Les Shebab n'avaient guère le choix, vu l'urgence de la situation. Ils ont donc demandé aux ONG de revenir dans les régions qu'ils contrôlent pour apporter leur aide aux populations sévèrement affectées par la sécheresse.
Deux ans après avoir interdit aux ONG - accusées de véhiculer des valeurs “anti-islamistes” - d'accéder aux zones sous leur contrôle, les insurgés somaliens du groupe des Shebab ont décidé de revenir ce mercredi sur leur décision. Ils appellent de nouveau les associations et agences humanitaires à apporter leur aide aux milliers des Somaliens affectés par la sécheresse.
Sheik Ali Mohamud Rage, le porte-parole du mouvement, a déclaré lors d’un point de presse que les Shebab avaient créé “une nouvelle commission pour s'occuper de la sécheresse et répondre aux problèmes de ceux qui en souffrent”, précisant que toutes les ONG humanitaires étaient les bienvenues, “qu’elles soient ou non musulmanes”. Mais il a bien pris le soin d'ajouter que seules les ONG "ayant pour objectif d'aider ceux qui sont dans le besoin" pourraient intervenir.
“Parce que les gens ont faim”
Pour Philippe Hugon, les Shebab ne pouvaient pas continuer à être aussi “impopulaires” aux yeux de leurs administrés en détresse. Le directeur de recherche à l’IRIS, en charge de l’Afrique, a expliqué à France 24 que “les insurgés somaliens ont compris qu’en temps de crise grave, il faut répondre aux attentes de la population.”
La situation est en effet urgente. Outre la guerre civile qui se poursuit depuis 1991, les Somaliens sont actuellement confrontés à la pire sécheresse que cette région ait connu depuis les années 1990. Plus de 135 000 personnes ont dû fuire le pays depuis le mois de janvier 2011, selon le Haut commissariat de l’ONU aux réfugiés qui craint désormais “une tragédie humaine inimaginable”.

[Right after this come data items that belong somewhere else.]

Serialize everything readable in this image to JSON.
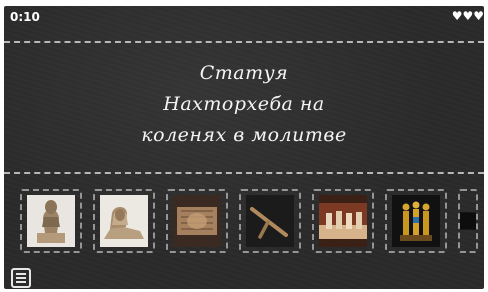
{
  "hud": {
    "timer": "0:10",
    "lives": 3
  },
  "title": {
    "line1": "Статуя",
    "line2": "Нахторхеба на",
    "line3": "коленях в молитве"
  },
  "cards": [
    {
      "subject": "kneeling statue"
    },
    {
      "subject": "sphinx"
    },
    {
      "subject": "carved relief"
    },
    {
      "subject": "wooden tool"
    },
    {
      "subject": "statue figurines in display"
    },
    {
      "subject": "golden triad figurines"
    },
    {
      "subject": "partially visible image"
    }
  ],
  "icons": {
    "heart": "heart-icon",
    "menu": "menu-icon"
  },
  "colors": {
    "board": "#2a2a2a",
    "chalk": "#f4f4f4"
  }
}
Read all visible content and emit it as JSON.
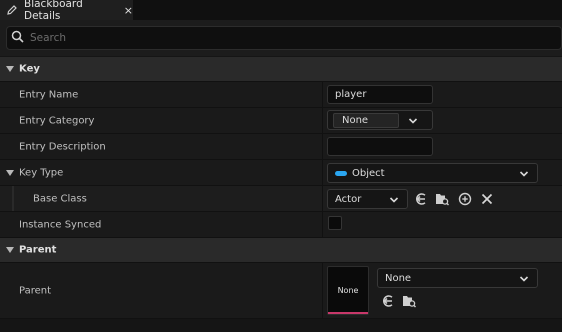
{
  "tab": {
    "title": "Blackboard Details",
    "close": "×",
    "icon": "pencil-icon"
  },
  "search": {
    "placeholder": "Search",
    "value": ""
  },
  "categories": {
    "key": "Key",
    "parent": "Parent"
  },
  "properties": {
    "entry_name": {
      "label": "Entry Name",
      "value": "player"
    },
    "entry_category": {
      "label": "Entry Category",
      "value": "None"
    },
    "entry_description": {
      "label": "Entry Description",
      "value": ""
    },
    "key_type": {
      "label": "Key Type",
      "value": "Object",
      "pill_color": "#2aa6f1"
    },
    "base_class": {
      "label": "Base Class",
      "value": "Actor"
    },
    "instance_synced": {
      "label": "Instance Synced",
      "checked": false
    },
    "parent": {
      "label": "Parent",
      "thumbnail": "None",
      "value": "None",
      "thumb_accent": "#c8386a"
    }
  },
  "icons": [
    "pencil-icon",
    "search-icon",
    "chevron-down-icon",
    "use-selected-icon",
    "browse-folder-icon",
    "add-icon",
    "clear-icon"
  ]
}
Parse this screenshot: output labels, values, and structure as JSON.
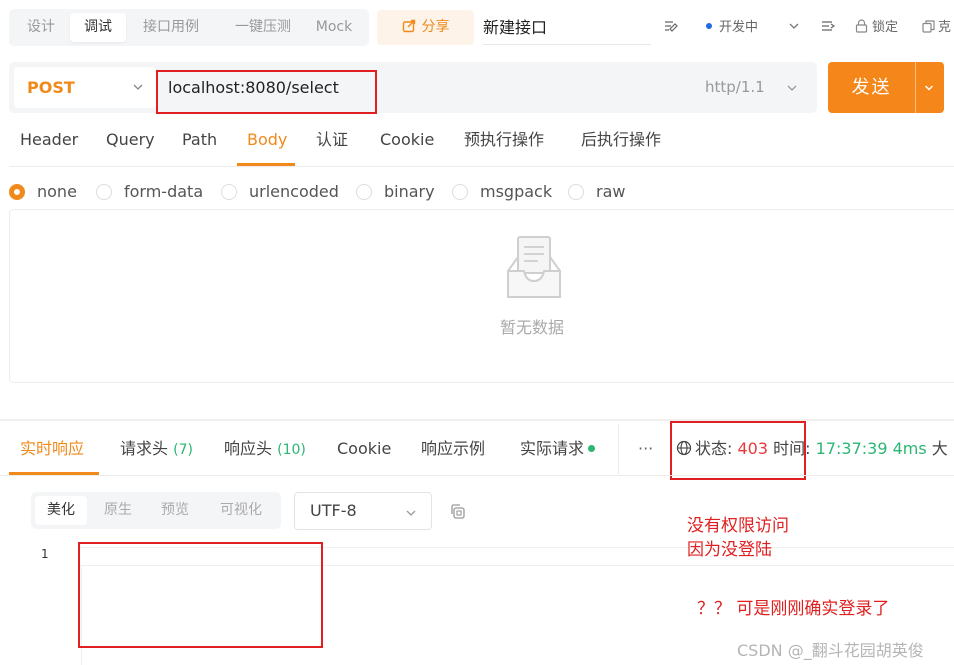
{
  "top": {
    "modes": [
      "设计",
      "调试",
      "接口用例",
      "一键压测",
      "Mock"
    ],
    "active_mode": "调试",
    "share_label": "分享",
    "api_name": "新建接口",
    "status_label": "开发中",
    "lock_label": "锁定",
    "clone_label": "克"
  },
  "request": {
    "method": "POST",
    "url": "localhost:8080/select",
    "protocol": "http/1.1",
    "send_label": "发送"
  },
  "request_tabs": [
    "Header",
    "Query",
    "Path",
    "Body",
    "认证",
    "Cookie",
    "预执行操作",
    "后执行操作"
  ],
  "active_request_tab": "Body",
  "body_types": [
    "none",
    "form-data",
    "urlencoded",
    "binary",
    "msgpack",
    "raw"
  ],
  "selected_body_type": "none",
  "empty_text": "暂无数据",
  "response": {
    "tabs": {
      "realtime": "实时响应",
      "req_headers": "请求头",
      "req_headers_count": "(7)",
      "resp_headers": "响应头",
      "resp_headers_count": "(10)",
      "cookie": "Cookie",
      "example": "响应示例",
      "actual": "实际请求"
    },
    "more": "···",
    "status_label": "状态:",
    "status_code": "403",
    "time_label": "时间:",
    "time_value": "17:37:39",
    "duration": "4ms",
    "size_label": "大",
    "views": [
      "美化",
      "原生",
      "预览",
      "可视化"
    ],
    "active_view": "美化",
    "encoding": "UTF-8",
    "line_number": "1"
  },
  "annotations": {
    "line1": "没有权限访问",
    "line2": "因为没登陆",
    "line3": "？？ 可是刚刚确实登录了"
  },
  "watermark": "CSDN @_翻斗花园胡英俊"
}
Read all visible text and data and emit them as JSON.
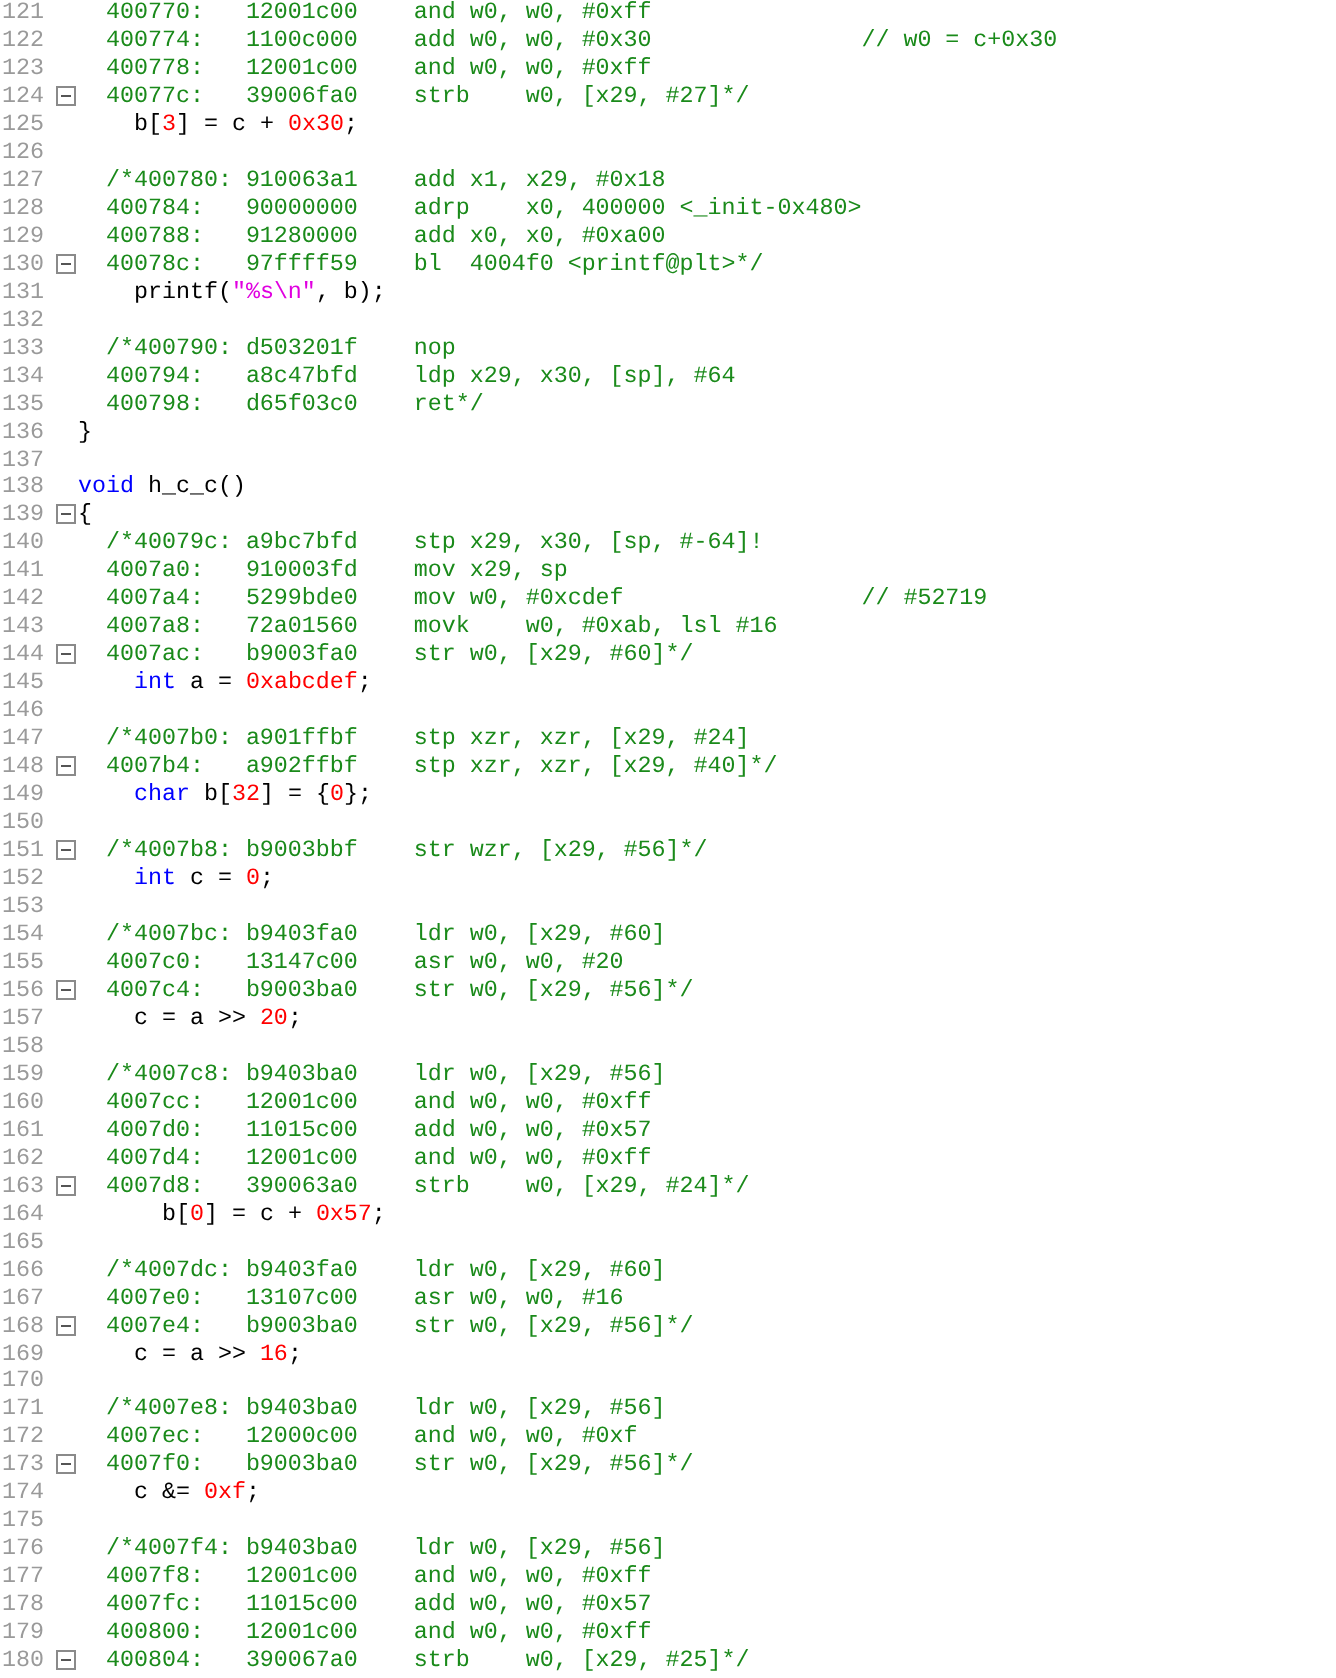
{
  "editor": {
    "lines": [
      {
        "number": "121",
        "segments": [
          {
            "kind": "comment",
            "text": "  400770:   12001c00    and w0, w0, #0xff"
          }
        ]
      },
      {
        "number": "122",
        "segments": [
          {
            "kind": "comment",
            "text": "  400774:   1100c000    add w0, w0, #0x30               // w0 = c+0x30"
          }
        ]
      },
      {
        "number": "123",
        "segments": [
          {
            "kind": "comment",
            "text": "  400778:   12001c00    and w0, w0, #0xff"
          }
        ]
      },
      {
        "number": "124",
        "fold": {
          "expanded": true
        },
        "segments": [
          {
            "kind": "comment",
            "text": "  40077c:   39006fa0    strb    w0, [x29, #27]*/"
          }
        ]
      },
      {
        "number": "125",
        "segments": [
          {
            "kind": "plain",
            "text": "    b["
          },
          {
            "kind": "number",
            "text": "3"
          },
          {
            "kind": "plain",
            "text": "] = c + "
          },
          {
            "kind": "number",
            "text": "0x30"
          },
          {
            "kind": "plain",
            "text": ";"
          }
        ]
      },
      {
        "number": "126"
      },
      {
        "number": "127",
        "segments": [
          {
            "kind": "comment",
            "text": "  /*400780: 910063a1    add x1, x29, #0x18"
          }
        ]
      },
      {
        "number": "128",
        "segments": [
          {
            "kind": "comment",
            "text": "  400784:   90000000    adrp    x0, 400000 <_init-0x480>"
          }
        ]
      },
      {
        "number": "129",
        "segments": [
          {
            "kind": "comment",
            "text": "  400788:   91280000    add x0, x0, #0xa00"
          }
        ]
      },
      {
        "number": "130",
        "fold": {
          "expanded": true
        },
        "segments": [
          {
            "kind": "comment",
            "text": "  40078c:   97ffff59    bl  4004f0 <printf@plt>*/"
          }
        ]
      },
      {
        "number": "131",
        "segments": [
          {
            "kind": "plain",
            "text": "    printf("
          },
          {
            "kind": "string",
            "text": "\"%s\\n\""
          },
          {
            "kind": "plain",
            "text": ", b);"
          }
        ]
      },
      {
        "number": "132"
      },
      {
        "number": "133",
        "segments": [
          {
            "kind": "comment",
            "text": "  /*400790: d503201f    nop"
          }
        ]
      },
      {
        "number": "134",
        "segments": [
          {
            "kind": "comment",
            "text": "  400794:   a8c47bfd    ldp x29, x30, [sp], #64"
          }
        ]
      },
      {
        "number": "135",
        "segments": [
          {
            "kind": "comment",
            "text": "  400798:   d65f03c0    ret*/"
          }
        ]
      },
      {
        "number": "136",
        "segments": [
          {
            "kind": "plain",
            "text": "}"
          }
        ]
      },
      {
        "number": "137"
      },
      {
        "number": "138",
        "segments": [
          {
            "kind": "keyword",
            "text": "void"
          },
          {
            "kind": "plain",
            "text": " h_c_c()"
          }
        ]
      },
      {
        "number": "139",
        "fold": {
          "expanded": true
        },
        "segments": [
          {
            "kind": "plain",
            "text": "{"
          }
        ]
      },
      {
        "number": "140",
        "segments": [
          {
            "kind": "comment",
            "text": "  /*40079c: a9bc7bfd    stp x29, x30, [sp, #-64]!"
          }
        ]
      },
      {
        "number": "141",
        "segments": [
          {
            "kind": "comment",
            "text": "  4007a0:   910003fd    mov x29, sp"
          }
        ]
      },
      {
        "number": "142",
        "segments": [
          {
            "kind": "comment",
            "text": "  4007a4:   5299bde0    mov w0, #0xcdef                 // #52719"
          }
        ]
      },
      {
        "number": "143",
        "segments": [
          {
            "kind": "comment",
            "text": "  4007a8:   72a01560    movk    w0, #0xab, lsl #16"
          }
        ]
      },
      {
        "number": "144",
        "fold": {
          "expanded": true
        },
        "segments": [
          {
            "kind": "comment",
            "text": "  4007ac:   b9003fa0    str w0, [x29, #60]*/"
          }
        ]
      },
      {
        "number": "145",
        "segments": [
          {
            "kind": "keyword",
            "text": "    int"
          },
          {
            "kind": "plain",
            "text": " a = "
          },
          {
            "kind": "number",
            "text": "0xabcdef"
          },
          {
            "kind": "plain",
            "text": ";"
          }
        ]
      },
      {
        "number": "146"
      },
      {
        "number": "147",
        "segments": [
          {
            "kind": "comment",
            "text": "  /*4007b0: a901ffbf    stp xzr, xzr, [x29, #24]"
          }
        ]
      },
      {
        "number": "148",
        "fold": {
          "expanded": true
        },
        "segments": [
          {
            "kind": "comment",
            "text": "  4007b4:   a902ffbf    stp xzr, xzr, [x29, #40]*/"
          }
        ]
      },
      {
        "number": "149",
        "segments": [
          {
            "kind": "keyword",
            "text": "    char"
          },
          {
            "kind": "plain",
            "text": " b["
          },
          {
            "kind": "number",
            "text": "32"
          },
          {
            "kind": "plain",
            "text": "] = {"
          },
          {
            "kind": "number",
            "text": "0"
          },
          {
            "kind": "plain",
            "text": "};"
          }
        ]
      },
      {
        "number": "150"
      },
      {
        "number": "151",
        "fold": {
          "expanded": true
        },
        "segments": [
          {
            "kind": "comment",
            "text": "  /*4007b8: b9003bbf    str wzr, [x29, #56]*/"
          }
        ]
      },
      {
        "number": "152",
        "segments": [
          {
            "kind": "keyword",
            "text": "    int"
          },
          {
            "kind": "plain",
            "text": " c = "
          },
          {
            "kind": "number",
            "text": "0"
          },
          {
            "kind": "plain",
            "text": ";"
          }
        ]
      },
      {
        "number": "153"
      },
      {
        "number": "154",
        "segments": [
          {
            "kind": "comment",
            "text": "  /*4007bc: b9403fa0    ldr w0, [x29, #60]"
          }
        ]
      },
      {
        "number": "155",
        "segments": [
          {
            "kind": "comment",
            "text": "  4007c0:   13147c00    asr w0, w0, #20"
          }
        ]
      },
      {
        "number": "156",
        "fold": {
          "expanded": true
        },
        "segments": [
          {
            "kind": "comment",
            "text": "  4007c4:   b9003ba0    str w0, [x29, #56]*/"
          }
        ]
      },
      {
        "number": "157",
        "segments": [
          {
            "kind": "plain",
            "text": "    c = a >> "
          },
          {
            "kind": "number",
            "text": "20"
          },
          {
            "kind": "plain",
            "text": ";"
          }
        ]
      },
      {
        "number": "158"
      },
      {
        "number": "159",
        "segments": [
          {
            "kind": "comment",
            "text": "  /*4007c8: b9403ba0    ldr w0, [x29, #56]"
          }
        ]
      },
      {
        "number": "160",
        "segments": [
          {
            "kind": "comment",
            "text": "  4007cc:   12001c00    and w0, w0, #0xff"
          }
        ]
      },
      {
        "number": "161",
        "segments": [
          {
            "kind": "comment",
            "text": "  4007d0:   11015c00    add w0, w0, #0x57"
          }
        ]
      },
      {
        "number": "162",
        "segments": [
          {
            "kind": "comment",
            "text": "  4007d4:   12001c00    and w0, w0, #0xff"
          }
        ]
      },
      {
        "number": "163",
        "fold": {
          "expanded": true
        },
        "segments": [
          {
            "kind": "comment",
            "text": "  4007d8:   390063a0    strb    w0, [x29, #24]*/"
          }
        ]
      },
      {
        "number": "164",
        "segments": [
          {
            "kind": "plain",
            "text": "      b["
          },
          {
            "kind": "number",
            "text": "0"
          },
          {
            "kind": "plain",
            "text": "] = c + "
          },
          {
            "kind": "number",
            "text": "0x57"
          },
          {
            "kind": "plain",
            "text": ";"
          }
        ]
      },
      {
        "number": "165"
      },
      {
        "number": "166",
        "segments": [
          {
            "kind": "comment",
            "text": "  /*4007dc: b9403fa0    ldr w0, [x29, #60]"
          }
        ]
      },
      {
        "number": "167",
        "segments": [
          {
            "kind": "comment",
            "text": "  4007e0:   13107c00    asr w0, w0, #16"
          }
        ]
      },
      {
        "number": "168",
        "fold": {
          "expanded": true
        },
        "segments": [
          {
            "kind": "comment",
            "text": "  4007e4:   b9003ba0    str w0, [x29, #56]*/"
          }
        ]
      },
      {
        "number": "169",
        "segments": [
          {
            "kind": "plain",
            "text": "    c = a >> "
          },
          {
            "kind": "number",
            "text": "16"
          },
          {
            "kind": "plain",
            "text": ";"
          }
        ]
      },
      {
        "number": "170"
      },
      {
        "number": "171",
        "segments": [
          {
            "kind": "comment",
            "text": "  /*4007e8: b9403ba0    ldr w0, [x29, #56]"
          }
        ]
      },
      {
        "number": "172",
        "segments": [
          {
            "kind": "comment",
            "text": "  4007ec:   12000c00    and w0, w0, #0xf"
          }
        ]
      },
      {
        "number": "173",
        "fold": {
          "expanded": true
        },
        "segments": [
          {
            "kind": "comment",
            "text": "  4007f0:   b9003ba0    str w0, [x29, #56]*/"
          }
        ]
      },
      {
        "number": "174",
        "segments": [
          {
            "kind": "plain",
            "text": "    c &= "
          },
          {
            "kind": "number",
            "text": "0xf"
          },
          {
            "kind": "plain",
            "text": ";"
          }
        ]
      },
      {
        "number": "175"
      },
      {
        "number": "176",
        "segments": [
          {
            "kind": "comment",
            "text": "  /*4007f4: b9403ba0    ldr w0, [x29, #56]"
          }
        ]
      },
      {
        "number": "177",
        "segments": [
          {
            "kind": "comment",
            "text": "  4007f8:   12001c00    and w0, w0, #0xff"
          }
        ]
      },
      {
        "number": "178",
        "segments": [
          {
            "kind": "comment",
            "text": "  4007fc:   11015c00    add w0, w0, #0x57"
          }
        ]
      },
      {
        "number": "179",
        "segments": [
          {
            "kind": "comment",
            "text": "  400800:   12001c00    and w0, w0, #0xff"
          }
        ]
      },
      {
        "number": "180",
        "fold": {
          "expanded": true
        },
        "segments": [
          {
            "kind": "comment",
            "text": "  400804:   390067a0    strb    w0, [x29, #25]*/"
          }
        ]
      }
    ]
  }
}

itL’organisation internationale pour les migrations (OIM) attend désormais que ces décisions des insurgés somaliens soient suivies d’”actions concrètes allant dans le sens d’une véritable ouverture et d’un plein accès aux populations vulnérables vivants dans les zones affectées”.
“L'accès des personnels humanitaires aux populations vivant dans les zones contrôlées par les insurgés est crucial, a fortiori en période de sécheresse et disette. Les besoins actuels en matière d'aide alimentaire, d'abris, de soins de santé et autres sont considérables. Ils ne pourront être pris en charge qu'à partir du moment où un accès libre et sécurisé aux zones affectées est garanti”, a déclaré à France 24 le porte-parole de l’OIM Jean-Philippe Chauzy.
Un appel au secours
Joint au téléphone sur place par France 24, le porte-parole du Comité international de la Croix-Rouge (CICR), espère voir les autres organisations humanitaires revenir dans les zones contrôlées par les Shebab. Yves Vanloo souligne ainsi que les Somaliens "ont faim” et considère que cette décision des insurgés sonne comme “un appel au secours”.
Le CICR est un cas à part : cette ONG a pu continuer à travailler dans les zones occupées par les Shebab et ne se sent pas directement “concerné” par cet appel. L’institution de Genève avait réussi à mettre en place un “mode opératoire lui permettant de poursuivre sa mission en toute indépendance”, tout en respectant la “rhétorique” des insurgés.
Pour l’heure, les Shebab convient donc les ONG à prendre contact avec la “nouvelle commission” qu’ils ont mise en place avant de pouvoir accéder aux zones frappées par la sécheresse. Un mécanisme qui, malgré l'ouverture de circonstance, permet à l’organisation islamiste de garder un oeil sur le travail des associations humanitaires et des agences internationales sur terrain.